🤖 AI Summary
This work addresses the challenge of urban-scale lane-level map construction, which traditionally relies heavily on manual effort and suffers from existing end-to-end methods’ inability to explicitly adhere to cartographic standards and traffic regulations—often yielding rule-violating outputs in complex scenarios. To overcome this, we propose MapAgent, the first industrial-grade framework that integrates explicit rule validation with an agent-based architecture. MapAgent employs a Judge-Planner-Worker closed-loop system that selectively triggers vision-language joint diagnosis, constraint-aware reasoning, and deterministic editing in low-confidence regions. The approach achieves high throughput while substantially reducing the need for human post-editing, outperforming strong baselines—particularly in complex and long-tail cases—on real-world data. Deployed in Baidu Maps, the system now enables automated generation of lane-level maps across more than 360 cities in China with over 95% automation rate.
📝 Abstract
Lane-level maps are critical infrastructure for autonomous driving and lane-level navigation, yet constructing and maintaining standardized lane networks for hundreds of cities remains highly labor-intensive. Recent end-to-end vectorized mapping methods can predict lane geometry and topology directly from sensor data, but they typically treat mapping specifications and traffic regulations as implicit, dataset-dependent supervision. Moreover, in complex scenes (e.g., worn or missing markings and occlusions), correct lane configurations are often under-determined by visual evidence alone, making specification violations a major source of human post-editing.
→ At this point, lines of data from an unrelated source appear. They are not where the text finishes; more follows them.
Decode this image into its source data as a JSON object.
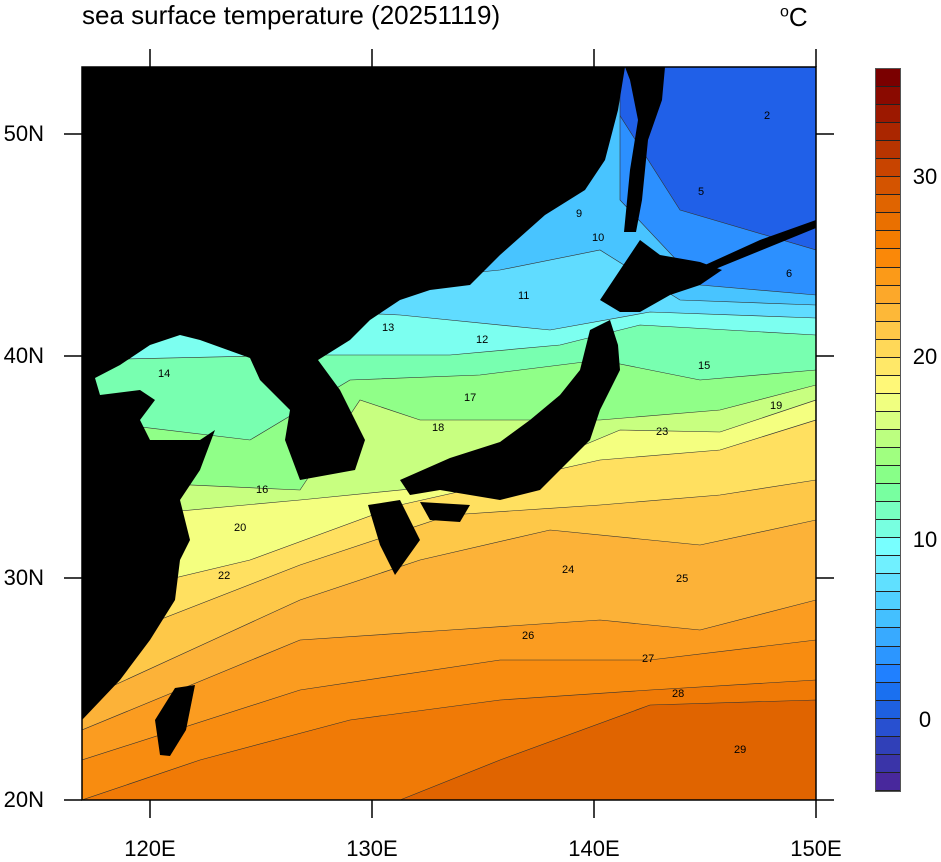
{
  "title": "sea surface temperature (20251119)",
  "unit": "°C",
  "unit_base": "C",
  "unit_sup": "o",
  "x_ticks": [
    "120E",
    "130E",
    "140E",
    "150E"
  ],
  "y_ticks": [
    "50N",
    "40N",
    "30N",
    "20N"
  ],
  "map_extent": {
    "lon": [
      117,
      150
    ],
    "lat": [
      20,
      53
    ]
  },
  "land_color": "#000000",
  "colorbar": {
    "range": [
      -4,
      36
    ],
    "labels": [
      "30",
      "20",
      "10",
      "0"
    ],
    "colors": [
      "#7a0000",
      "#8a0a00",
      "#9c1800",
      "#aa2600",
      "#b83400",
      "#c84400",
      "#d45400",
      "#e06400",
      "#ea7000",
      "#f47c00",
      "#fa8808",
      "#fb9a18",
      "#fca82a",
      "#fdb838",
      "#fec848",
      "#ffd858",
      "#ffe868",
      "#fff878",
      "#f0ff80",
      "#d8ff80",
      "#bcff80",
      "#a0ff80",
      "#88ff88",
      "#78ffa0",
      "#78ffc0",
      "#78ffe0",
      "#78ffff",
      "#70f0ff",
      "#60e0ff",
      "#50d0ff",
      "#44c0ff",
      "#38aaff",
      "#2c96ff",
      "#2080ff",
      "#1a70f0",
      "#1e60e0",
      "#2850d0",
      "#3040b8",
      "#3a34a8",
      "#48289c",
      "#5a1c94",
      "#701088",
      "#800080"
    ]
  },
  "contour_labels": [
    "9",
    "10",
    "11",
    "12",
    "13",
    "14",
    "15",
    "16",
    "17",
    "18",
    "19",
    "20",
    "22",
    "23",
    "24",
    "25",
    "26",
    "27",
    "28",
    "29",
    "5",
    "6",
    "2"
  ]
}
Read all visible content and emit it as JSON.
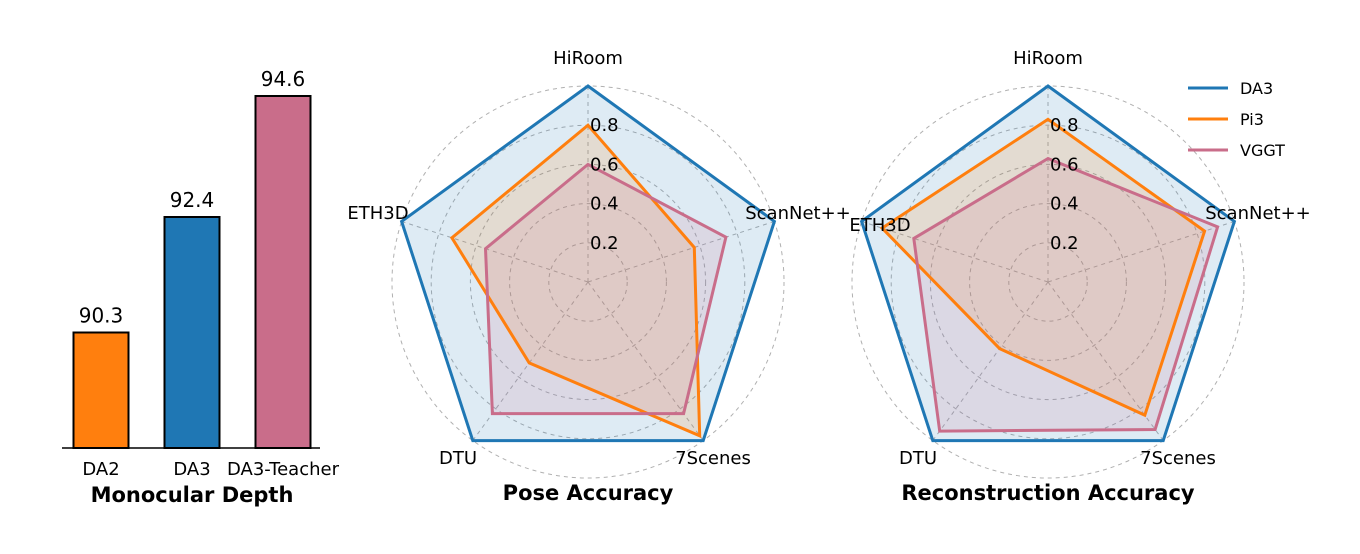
{
  "chart_data": [
    {
      "type": "bar",
      "title": "Monocular Depth",
      "categories": [
        "DA2",
        "DA3",
        "DA3-Teacher"
      ],
      "values": [
        90.3,
        92.4,
        94.6
      ],
      "value_labels": [
        "90.3",
        "92.4",
        "94.6"
      ],
      "colors": [
        "#ff7f0e",
        "#1f77b4",
        "#c96d8a"
      ],
      "ylim": [
        88.2,
        94.6
      ],
      "xlabel": "",
      "ylabel": ""
    },
    {
      "type": "radar",
      "title": "Pose Accuracy",
      "axes": [
        "HiRoom",
        "ScanNet++",
        "7Scenes",
        "DTU",
        "ETH3D"
      ],
      "rlim": [
        0,
        1.0
      ],
      "rticks": [
        0.2,
        0.4,
        0.6,
        0.8
      ],
      "rtick_labels": [
        "0.2",
        "0.4",
        "0.6",
        "0.8"
      ],
      "series": [
        {
          "name": "DA3",
          "values": [
            1.0,
            1.0,
            1.0,
            1.0,
            1.0
          ]
        },
        {
          "name": "Pi3",
          "values": [
            0.8,
            0.57,
            0.97,
            0.51,
            0.73
          ]
        },
        {
          "name": "VGGT",
          "values": [
            0.6,
            0.74,
            0.83,
            0.83,
            0.55
          ]
        }
      ]
    },
    {
      "type": "radar",
      "title": "Reconstruction Accuracy",
      "axes": [
        "HiRoom",
        "ScanNet++",
        "7Scenes",
        "DTU",
        "ETH3D"
      ],
      "rlim": [
        0,
        1.0
      ],
      "rticks": [
        0.2,
        0.4,
        0.6,
        0.8
      ],
      "rtick_labels": [
        "0.2",
        "0.4",
        "0.6",
        "0.8"
      ],
      "series": [
        {
          "name": "DA3",
          "values": [
            1.0,
            1.0,
            1.0,
            1.0,
            1.0
          ]
        },
        {
          "name": "Pi3",
          "values": [
            0.83,
            0.84,
            0.84,
            0.42,
            0.89
          ]
        },
        {
          "name": "VGGT",
          "values": [
            0.63,
            0.91,
            0.93,
            0.94,
            0.72
          ]
        }
      ]
    }
  ],
  "legend": {
    "placement": "top-right",
    "entries": [
      {
        "name": "DA3",
        "color": "#1f77b4"
      },
      {
        "name": "Pi3",
        "color": "#ff7f0e"
      },
      {
        "name": "VGGT",
        "color": "#c96d8a"
      }
    ]
  },
  "colors": {
    "DA3": "#1f77b4",
    "Pi3": "#ff7f0e",
    "VGGT": "#c96d8a"
  }
}
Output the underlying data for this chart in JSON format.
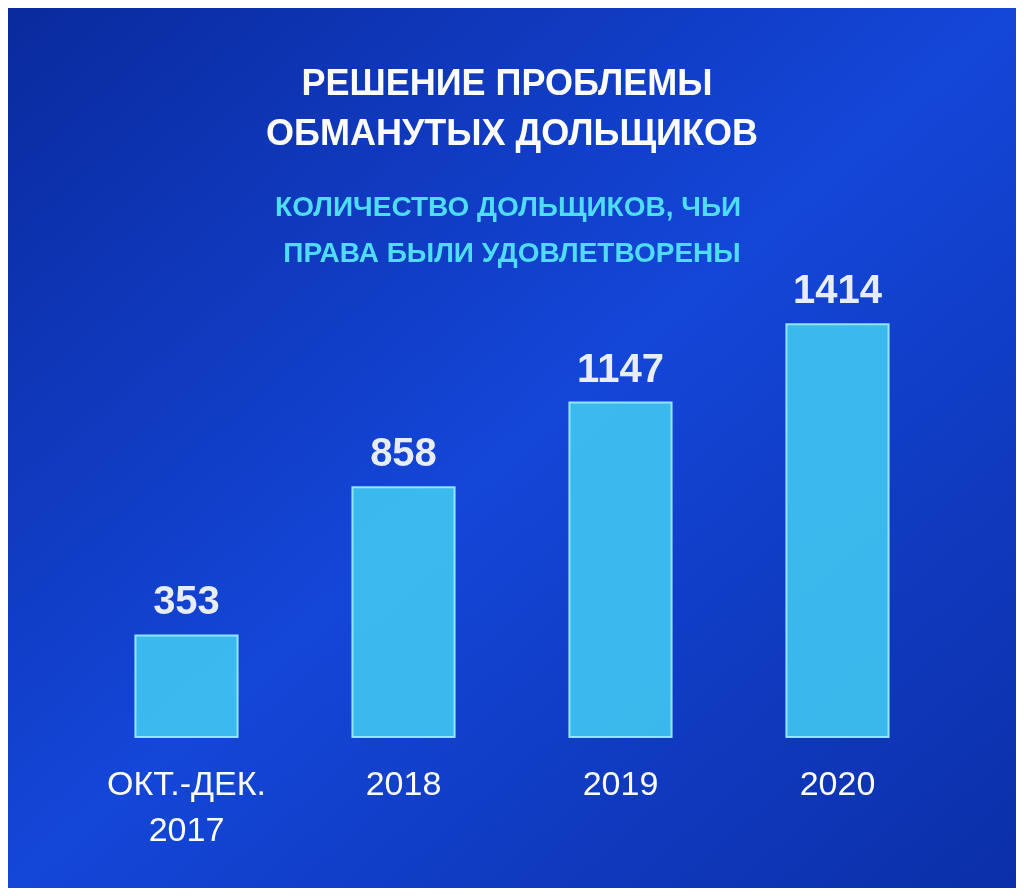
{
  "chart_data": {
    "type": "bar",
    "title": "РЕШЕНИЕ ПРОБЛЕМЫ ОБМАНУТЫХ ДОЛЬЩИКОВ",
    "subtitle": "КОЛИЧЕСТВО ДОЛЬЩИКОВ, ЧЬИ ПРАВА БЫЛИ УДОВЛЕТВОРЕНЫ",
    "categories": [
      "ОКТ.-ДЕК. 2017",
      "2018",
      "2019",
      "2020"
    ],
    "values": [
      353,
      858,
      1147,
      1414
    ],
    "color": "#3fc6f2",
    "data_labels": true
  }
}
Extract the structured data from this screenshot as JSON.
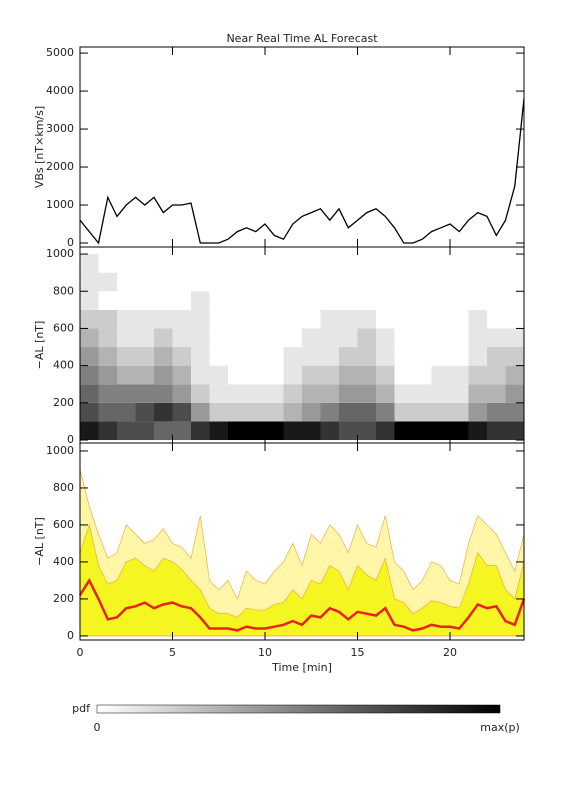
{
  "chart_data": [
    {
      "type": "line",
      "title": "Near Real Time AL Forecast",
      "ylabel": "VBs [nT×km/s]",
      "color": "#000000",
      "xlim": [
        0,
        24
      ],
      "ylim": [
        -105,
        5160
      ],
      "yticks": [
        0,
        1000,
        2000,
        3000,
        4000,
        5000
      ],
      "x": [
        0,
        0.5,
        1,
        1.5,
        2,
        2.5,
        3,
        3.5,
        4,
        4.5,
        5,
        5.5,
        6,
        6.5,
        7,
        7.5,
        8,
        8.5,
        9,
        9.5,
        10,
        10.5,
        11,
        11.5,
        12,
        12.5,
        13,
        13.5,
        14,
        14.5,
        15,
        15.5,
        16,
        16.5,
        17,
        17.5,
        18,
        18.5,
        19,
        19.5,
        20,
        20.5,
        21,
        21.5,
        22,
        22.5,
        23,
        23.5,
        24
      ],
      "values": [
        600,
        300,
        0,
        1200,
        700,
        1000,
        1200,
        1000,
        1200,
        800,
        1000,
        1000,
        1050,
        0,
        0,
        0,
        100,
        300,
        400,
        300,
        500,
        200,
        100,
        500,
        700,
        800,
        900,
        600,
        900,
        400,
        600,
        800,
        900,
        700,
        400,
        0,
        0,
        100,
        300,
        400,
        500,
        300,
        600,
        800,
        700,
        200,
        600,
        1500,
        3800
      ]
    },
    {
      "type": "heatmap",
      "ylabel": "−AL [nT]",
      "xlim": [
        0,
        24
      ],
      "ylim": [
        -16,
        1038
      ],
      "yticks": [
        0,
        200,
        400,
        600,
        800,
        1000
      ],
      "x_bins": [
        0,
        1,
        2,
        3,
        4,
        5,
        6,
        7,
        8,
        9,
        10,
        11,
        12,
        13,
        14,
        15,
        16,
        17,
        18,
        19,
        20,
        21,
        22,
        23,
        24
      ],
      "y_bins": [
        0,
        100,
        200,
        300,
        400,
        500,
        600,
        700,
        800,
        900,
        1000
      ],
      "z": [
        [
          0.9,
          0.8,
          0.7,
          0.7,
          0.6,
          0.6,
          0.8,
          0.9,
          1.0,
          1.0,
          1.0,
          0.9,
          0.9,
          0.8,
          0.7,
          0.7,
          0.8,
          1.0,
          1.0,
          1.0,
          1.0,
          0.9,
          0.8,
          0.8
        ],
        [
          0.7,
          0.6,
          0.6,
          0.7,
          0.8,
          0.7,
          0.4,
          0.2,
          0.2,
          0.2,
          0.2,
          0.3,
          0.4,
          0.5,
          0.6,
          0.6,
          0.5,
          0.2,
          0.2,
          0.2,
          0.2,
          0.4,
          0.5,
          0.5
        ],
        [
          0.6,
          0.5,
          0.5,
          0.5,
          0.5,
          0.4,
          0.2,
          0.1,
          0.1,
          0.1,
          0.1,
          0.2,
          0.3,
          0.3,
          0.4,
          0.4,
          0.3,
          0.1,
          0.1,
          0.1,
          0.1,
          0.3,
          0.3,
          0.4
        ],
        [
          0.5,
          0.4,
          0.3,
          0.3,
          0.4,
          0.3,
          0.1,
          0.1,
          0,
          0,
          0,
          0.1,
          0.2,
          0.2,
          0.3,
          0.3,
          0.2,
          0,
          0,
          0.1,
          0.1,
          0.2,
          0.2,
          0.3
        ],
        [
          0.4,
          0.3,
          0.2,
          0.2,
          0.3,
          0.2,
          0.1,
          0,
          0,
          0,
          0,
          0.1,
          0.1,
          0.1,
          0.2,
          0.2,
          0.1,
          0,
          0,
          0,
          0,
          0.1,
          0.2,
          0.2
        ],
        [
          0.3,
          0.2,
          0.1,
          0.1,
          0.2,
          0.1,
          0.1,
          0,
          0,
          0,
          0,
          0,
          0.1,
          0.1,
          0.1,
          0.2,
          0.1,
          0,
          0,
          0,
          0,
          0.1,
          0.1,
          0.1
        ],
        [
          0.2,
          0.2,
          0.1,
          0.1,
          0.1,
          0.1,
          0.1,
          0,
          0,
          0,
          0,
          0,
          0,
          0.1,
          0.1,
          0.1,
          0,
          0,
          0,
          0,
          0,
          0.1,
          0,
          0
        ],
        [
          0.1,
          0,
          0,
          0,
          0,
          0,
          0.1,
          0,
          0,
          0,
          0,
          0,
          0,
          0,
          0,
          0,
          0,
          0,
          0,
          0,
          0,
          0,
          0,
          0
        ],
        [
          0.1,
          0.1,
          0,
          0,
          0,
          0,
          0,
          0,
          0,
          0,
          0,
          0,
          0,
          0,
          0,
          0,
          0,
          0,
          0,
          0,
          0,
          0,
          0,
          0
        ],
        [
          0.1,
          0,
          0,
          0,
          0,
          0,
          0,
          0,
          0,
          0,
          0,
          0,
          0,
          0,
          0,
          0,
          0,
          0,
          0,
          0,
          0,
          0,
          0,
          0
        ]
      ]
    },
    {
      "type": "band",
      "ylabel": "−AL [nT]",
      "xlabel": "Time [min]",
      "xlim": [
        0,
        24
      ],
      "ylim": [
        -22,
        1043
      ],
      "xticks": [
        0,
        5,
        10,
        15,
        20
      ],
      "yticks": [
        0,
        200,
        400,
        600,
        800,
        1000
      ],
      "x": [
        0,
        0.5,
        1,
        1.5,
        2,
        2.5,
        3,
        3.5,
        4,
        4.5,
        5,
        5.5,
        6,
        6.5,
        7,
        7.5,
        8,
        8.5,
        9,
        9.5,
        10,
        10.5,
        11,
        11.5,
        12,
        12.5,
        13,
        13.5,
        14,
        14.5,
        15,
        15.5,
        16,
        16.5,
        17,
        17.5,
        18,
        18.5,
        19,
        19.5,
        20,
        20.5,
        21,
        21.5,
        22,
        22.5,
        23,
        23.5,
        24
      ],
      "series": [
        {
          "color": "#fff6a8",
          "fill": true,
          "values": [
            900,
            700,
            550,
            420,
            450,
            600,
            550,
            500,
            520,
            580,
            500,
            480,
            420,
            650,
            300,
            250,
            300,
            200,
            350,
            300,
            280,
            350,
            400,
            500,
            380,
            550,
            500,
            600,
            550,
            450,
            600,
            500,
            480,
            650,
            400,
            350,
            250,
            300,
            400,
            380,
            300,
            280,
            500,
            650,
            600,
            550,
            450,
            350,
            550
          ]
        },
        {
          "color": "#f5f521",
          "fill": true,
          "values": [
            450,
            600,
            380,
            280,
            300,
            400,
            420,
            380,
            350,
            420,
            400,
            360,
            300,
            250,
            150,
            120,
            120,
            100,
            150,
            140,
            140,
            170,
            180,
            250,
            200,
            300,
            280,
            380,
            350,
            250,
            380,
            330,
            300,
            420,
            200,
            180,
            120,
            150,
            190,
            180,
            160,
            150,
            280,
            450,
            380,
            380,
            250,
            200,
            400
          ]
        },
        {
          "color": "#e8231d",
          "fill": false,
          "values": [
            220,
            300,
            200,
            90,
            100,
            150,
            160,
            180,
            150,
            170,
            180,
            160,
            150,
            100,
            40,
            40,
            40,
            30,
            50,
            40,
            40,
            50,
            60,
            80,
            60,
            110,
            100,
            150,
            130,
            90,
            130,
            120,
            110,
            150,
            60,
            50,
            30,
            40,
            60,
            50,
            50,
            40,
            100,
            170,
            150,
            160,
            80,
            60,
            200
          ]
        }
      ]
    }
  ],
  "colorbar": {
    "label": "pdf",
    "min_label": "0",
    "max_label": "max(p)"
  }
}
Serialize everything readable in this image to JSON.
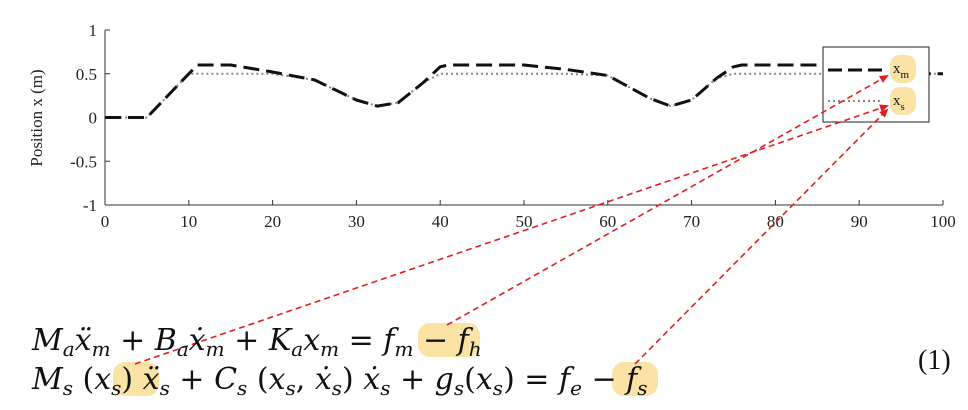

We propose MapAgent, an industrial-grade agentic architecture that augments a vectorization backbone for specification-compliant lane-map production. Rather than merely adding an agent loop to map prediction, MapAgent couples backbone perception with explicit specification verification, constraint-aware reasoning, and deterministic map editing under a bounded, verification-driven Judge-Planner-Worker loop. A vision-language Judge diagnoses errors by jointly inspecting visual evidence and draft vectors, while a tool-calling Planner generates minimal corrective edits with post-edit re-validation. To remain scalable for city-scale production, MapAgent is selectively triggered only on tiles with low backbone confidence, adding modest overhead while preserving throughput. Experiments on real-world datasets show consistent gains over strong production baselines, especially in complex and long-tail scenarios. Additionally, MapAgent has been integrated into Baidu Maps, supporting lane-level map generation for over 360 cities nationwide and elevating the overall production automation to over 95%, demonstrating MapAgent's practicality and effectiveness for large-scale lane-level map generation.